Grez, who attended James Madison University from 1999 until 2004, shortly before he enlisted, was killed in Iraq in May 2005. He and his comrades in arms are now memorialized in eight oil paintings by Anita Miller, an artist who lives just outside Columbus, Ohio.

Miller said her life-size paintings of the fallen troops will be shown at the Ohio Statehouse rotunda in Columbus from May 24 through Nov. 10 before being displayed in Cincinnati. Miller's display will feature the 22 Marines and a U.S. Navy Corpsman who died in combat between May and August 2005.

Miller, 47, said she was moved to create the paintings by a dream she had in October 2005, after Lima Company, the Marine company to which Grez was assigned in Iraq, sustained heavy casualties. Miller's vision of portraits displayed at the statehouse returned, convincing her that she should do the project.

After committing to the project, Miller made several phone calls to Lima Company, a reserve unit out of Columbus deployed to Iraq from Feb. 28 through Sept. 30, 2005. Lima Company personnel soon put Miller in touch with family and friends of the men whose portrait she wanted to paint.

"I had no connections to the Marines, but two of my sons lost friends at a young age," Miller said. "I was sensitized to the grief of a parent losing a child."

Honored Marine

Grez, 24, and three other Marines died May 11, 2005, in Al Karabilah, when their assault vehicle ran over a roadside bomb.

A member of the U.S. Marine Forces Reserves 4th Combat Engineer Battalion, 4th Marine Division in Roanoke, Grez was buried at Arlington National Cemetery three days before Memorial Day in 2005.

Along with receiving the Purple Heart, Grez was posthumously awarded the U.S. Navy and Marine Corps Achievement Medal with Combat V for Valor, said his father, Armand Grez, of Charleston, W.Va.

Once known as "Lucky Lima" for its knack for avoiding casualties, Lima Company was part of the 25th Marine Regiment deployed in western Iraq.
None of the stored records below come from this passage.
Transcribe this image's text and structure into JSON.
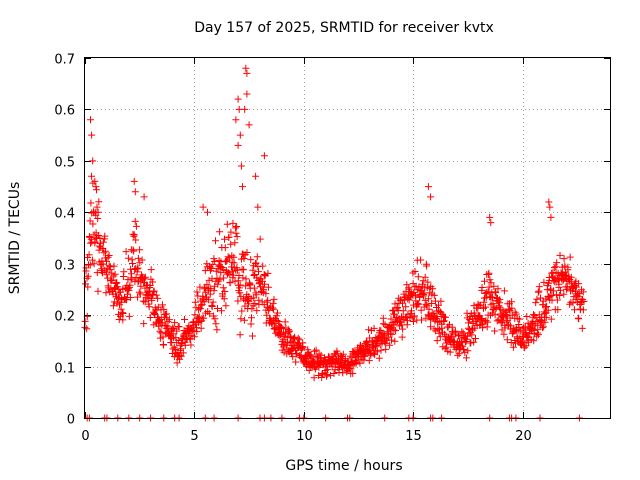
{
  "chart_data": {
    "type": "scatter",
    "title": "Day 157 of 2025, SRMTID for receiver kvtx",
    "xlabel": "GPS time / hours",
    "ylabel": "SRMTID / TECUs",
    "xlim": [
      0,
      24
    ],
    "ylim": [
      0,
      0.7
    ],
    "xticks": [
      0,
      5,
      10,
      15,
      20
    ],
    "xtick_labels": [
      "0",
      "5",
      "10",
      "15",
      "20"
    ],
    "yticks": [
      0,
      0.1,
      0.2,
      0.3,
      0.4,
      0.5,
      0.6,
      0.7
    ],
    "ytick_labels": [
      "0",
      "0.1",
      "0.2",
      "0.3",
      "0.4",
      "0.5",
      "0.6",
      "0.7"
    ],
    "grid": true,
    "marker": "+",
    "color": "#ff0000",
    "series": [
      {
        "name": "SRMTID",
        "profile_x": [
          0.0,
          0.1,
          0.2,
          0.4,
          0.6,
          0.8,
          1.0,
          1.3,
          1.6,
          2.0,
          2.3,
          2.6,
          3.0,
          3.4,
          3.8,
          4.2,
          4.6,
          5.0,
          5.4,
          5.8,
          6.2,
          6.6,
          7.0,
          7.3,
          7.6,
          8.0,
          8.4,
          8.8,
          9.2,
          9.6,
          10.0,
          10.4,
          10.8,
          11.2,
          11.6,
          12.0,
          12.4,
          12.8,
          13.2,
          13.6,
          14.0,
          14.4,
          14.8,
          15.2,
          15.6,
          16.0,
          16.4,
          16.8,
          17.2,
          17.6,
          18.0,
          18.4,
          18.8,
          19.2,
          19.6,
          20.0,
          20.4,
          20.8,
          21.2,
          21.6,
          22.0,
          22.4,
          22.8
        ],
        "profile_y": [
          0.22,
          0.28,
          0.33,
          0.37,
          0.35,
          0.31,
          0.3,
          0.26,
          0.22,
          0.27,
          0.32,
          0.27,
          0.24,
          0.2,
          0.17,
          0.14,
          0.15,
          0.18,
          0.23,
          0.26,
          0.28,
          0.3,
          0.27,
          0.26,
          0.23,
          0.28,
          0.22,
          0.18,
          0.15,
          0.14,
          0.12,
          0.11,
          0.1,
          0.1,
          0.11,
          0.1,
          0.12,
          0.13,
          0.14,
          0.15,
          0.18,
          0.2,
          0.22,
          0.23,
          0.25,
          0.2,
          0.17,
          0.15,
          0.14,
          0.17,
          0.2,
          0.24,
          0.22,
          0.2,
          0.18,
          0.15,
          0.18,
          0.2,
          0.24,
          0.26,
          0.27,
          0.24,
          0.22
        ],
        "spread_y": [
          0.1,
          0.12,
          0.12,
          0.1,
          0.09,
          0.08,
          0.07,
          0.06,
          0.06,
          0.08,
          0.09,
          0.08,
          0.07,
          0.06,
          0.05,
          0.04,
          0.04,
          0.05,
          0.07,
          0.09,
          0.1,
          0.12,
          0.12,
          0.1,
          0.08,
          0.08,
          0.06,
          0.05,
          0.04,
          0.04,
          0.03,
          0.03,
          0.03,
          0.03,
          0.03,
          0.03,
          0.03,
          0.03,
          0.04,
          0.05,
          0.05,
          0.06,
          0.07,
          0.08,
          0.08,
          0.06,
          0.05,
          0.04,
          0.04,
          0.05,
          0.06,
          0.07,
          0.06,
          0.05,
          0.05,
          0.04,
          0.05,
          0.06,
          0.07,
          0.07,
          0.06,
          0.05,
          0.05
        ],
        "n_points": 1500,
        "spikes": [
          {
            "x": 0.25,
            "y": 0.58
          },
          {
            "x": 0.3,
            "y": 0.55
          },
          {
            "x": 0.35,
            "y": 0.5
          },
          {
            "x": 0.3,
            "y": 0.47
          },
          {
            "x": 0.45,
            "y": 0.46
          },
          {
            "x": 0.5,
            "y": 0.45
          },
          {
            "x": 0.55,
            "y": 0.41
          },
          {
            "x": 0.6,
            "y": 0.4
          },
          {
            "x": 2.25,
            "y": 0.46
          },
          {
            "x": 2.3,
            "y": 0.44
          },
          {
            "x": 2.7,
            "y": 0.43
          },
          {
            "x": 5.4,
            "y": 0.41
          },
          {
            "x": 5.6,
            "y": 0.4
          },
          {
            "x": 6.9,
            "y": 0.58
          },
          {
            "x": 7.0,
            "y": 0.62
          },
          {
            "x": 7.05,
            "y": 0.6
          },
          {
            "x": 7.35,
            "y": 0.68
          },
          {
            "x": 7.4,
            "y": 0.67
          },
          {
            "x": 7.4,
            "y": 0.63
          },
          {
            "x": 7.3,
            "y": 0.6
          },
          {
            "x": 7.5,
            "y": 0.57
          },
          {
            "x": 7.1,
            "y": 0.55
          },
          {
            "x": 7.0,
            "y": 0.53
          },
          {
            "x": 7.15,
            "y": 0.49
          },
          {
            "x": 7.2,
            "y": 0.45
          },
          {
            "x": 7.8,
            "y": 0.47
          },
          {
            "x": 8.2,
            "y": 0.51
          },
          {
            "x": 7.9,
            "y": 0.41
          },
          {
            "x": 15.7,
            "y": 0.45
          },
          {
            "x": 15.8,
            "y": 0.43
          },
          {
            "x": 18.5,
            "y": 0.39
          },
          {
            "x": 18.55,
            "y": 0.38
          },
          {
            "x": 21.2,
            "y": 0.42
          },
          {
            "x": 21.25,
            "y": 0.41
          },
          {
            "x": 21.3,
            "y": 0.39
          }
        ],
        "zero_x": [
          0.1,
          0.2,
          0.9,
          1.0,
          1.5,
          2.0,
          2.5,
          3.0,
          3.6,
          4.1,
          4.3,
          5.5,
          5.9,
          7.0,
          8.0,
          8.2,
          8.5,
          9.0,
          9.8,
          10.0,
          11.0,
          12.0,
          12.1,
          13.7,
          14.8,
          15.0,
          15.8,
          15.9,
          16.3,
          18.5,
          19.4,
          19.5,
          19.7,
          20.8,
          22.6
        ]
      }
    ]
  }
}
While most of the men killed in Lima Company that day were from Ohio, others, including Grez, represented seven states, Miller said.

The project, which Miller said she and her husband funded themselves, will cost about $200,000. Miller began the paintings in January 2007 and finished three weeks ago.

While she is not refusing donations, Miller vowed to complete the paintings regardless of the cost. The project, she said, has been "an amazing, incredible experience."

‘A Wonderful Job'

Soon after deciding to do the paintings, Miller contacted families of the fallen men for information about them. Armand Grez said that he and his wife, Andrea, met with Miller and the couple left impressed.

"She has done a wonderful job," said Armand Grez. "It is a great thing."

Lael Lowell, Grez's girlfriend and the mother of his 4-year-old son, Colin, said she was "really excited" to learn of Miller's project.

Lowell recently moved with her son to College Station, Texas, where she grew up. Grez will always hold a special place in her heart - and in their son's, as well, Lowell says. She plans to make sure her boy knows all about his dad and what he did in the service of his country. Miller's paintings, said Lowell, 25, will make that task easier.

"Colin already understands that his dad went to war, and got killed, and that he loved Colin," she said. "I hope the paintings will help the public appreciate the sacrifices that men and women like Jourdan made for their country. Anything tangible we can have is comforting."